This week the lesson looks at the idea and function of church. Interestingly, though this is a subject vital to the Christian faith, it is a part of Christian thought that is the least developed. in other words, it is an area of Christian theology and practice that needs some very careful and deliberate thought in order that the understanding of church, and the understanding of its function, can be well understood in a biblical sense. Truth is, a lot of what we think of when we think of church is quite highly culturally conditioned. It is not hard to see that “church,” from place to place, tends to follow societal norms and practices.

In the western world, the church is falling on hard times. Church used to be central to people’s lives not only in terms of attendance, but also in terms of morality and developing a sense of community. In fact, back in American Colonial times, the church provided more structure for society than did government, and that included not only instruction in civil and moral behavior, but also in terms of discipline. Not so any more. And yet, in view of the Bible, one is constrained to ask if the church is any less important now than it was years ago. Certainly, in kingdom terms, it is not less important even if, in societal terms, it may be.

Part of the unhappiness with church comes from the fact that the church, especially in times past, became over taken with things for which there is not biblical mandate. Church gave power to people, and people became corrupted by that power. As a result, there are many blemishes on the record of church, something that today causes people to be disdainful of what the church claims and does. For these reasons, it is important to develop a good and biblical idea of church identity and function.

We begin with the question of the nature of the church, what it is, or is supposed to be. One way of discovering that is to look at the major word used in the New Testament to designate church. The basic meaning of the word “church” is “called out ones.” The implication or intention conveyed is that the church is a community that has been called out of the world into relationship with God for particular purposes. We conclude that, in a primary sense then, that church is a community of believers. Everything else that we associate with church must not be disrespectful of the fact that the community of believers called to salvation is the church at its best. Of course, decisions made by the community will affect both the mission and character of the church, but the essence does not change – a group of people who associate together because they have responded to the callings of God.

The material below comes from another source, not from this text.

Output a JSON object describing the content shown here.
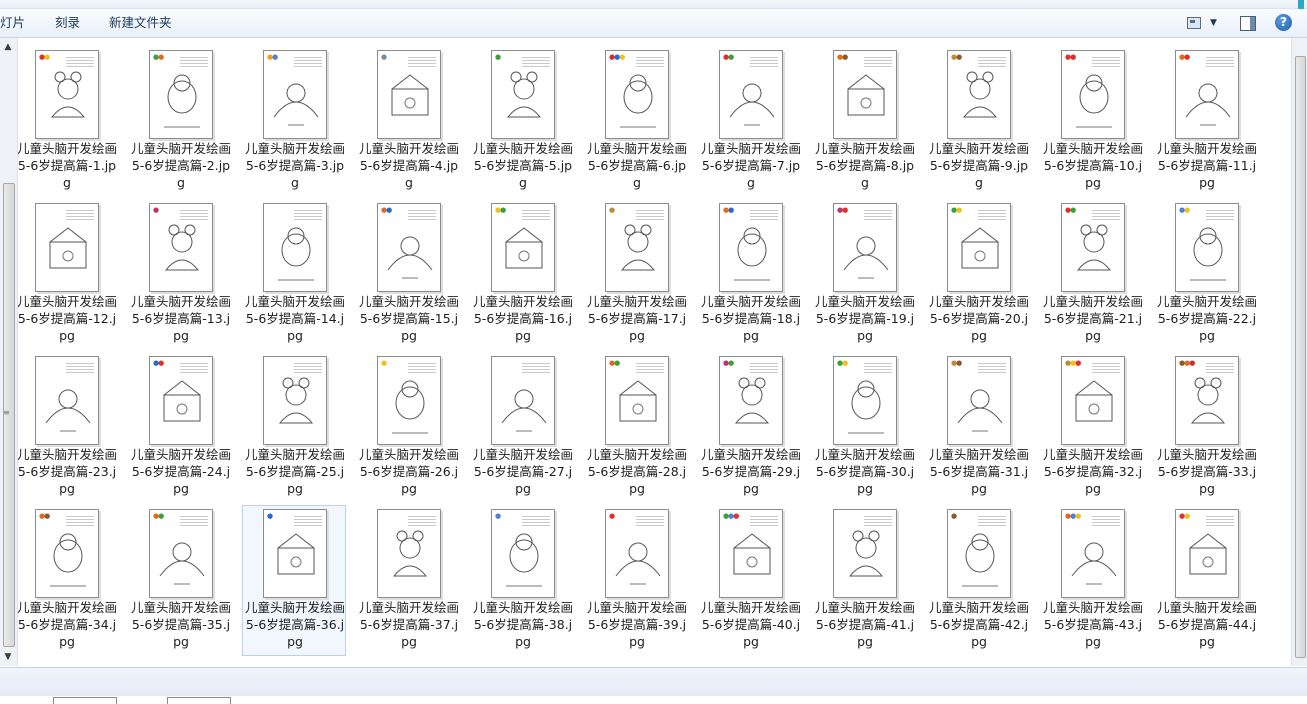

Notice the major images or figures of speech used to describe the church:

  • “People of God.” 1 Peter 2:9
  • “Body of Christ.” Romans 12:5

Because the church is made up of humans who have responded to the calling of God, by its very nature, the church has both a human and a divine dimension. This makes for a tension that never goes away. It is why you can see some of the most amazing things in church as well as some of the most horrible.

Several points accrue here:

  • The church comes into existence due to the initiative of God. It is not first of all, a human creation.
  • Because it consists of people who are in the process of being saved, the church is precious to God. It is something upon which God lavishes His love and attention. In view of this, it is disingenuous to diminish the church and to speak ill of it.
  • The calling of God creates a common bond of unity among church members. This bond is not on the surface but is deeply embedded in the life experience of believers. The unity is inherent, thought it needs to be protected and nurtured. It is also important to notice that unity is not uniformity. Believers do not all do the same things, yet are united by this bond of salvation that comes from their calling by God.
  • Because a church community is made up of those who are called by God, each unit is the church in a particular place. A congregation is not just part of the church, but is the church in a particular location.
  • If the church is the “body of Christ,” what kind of mandate does that create for those within it? How should they relate to each other?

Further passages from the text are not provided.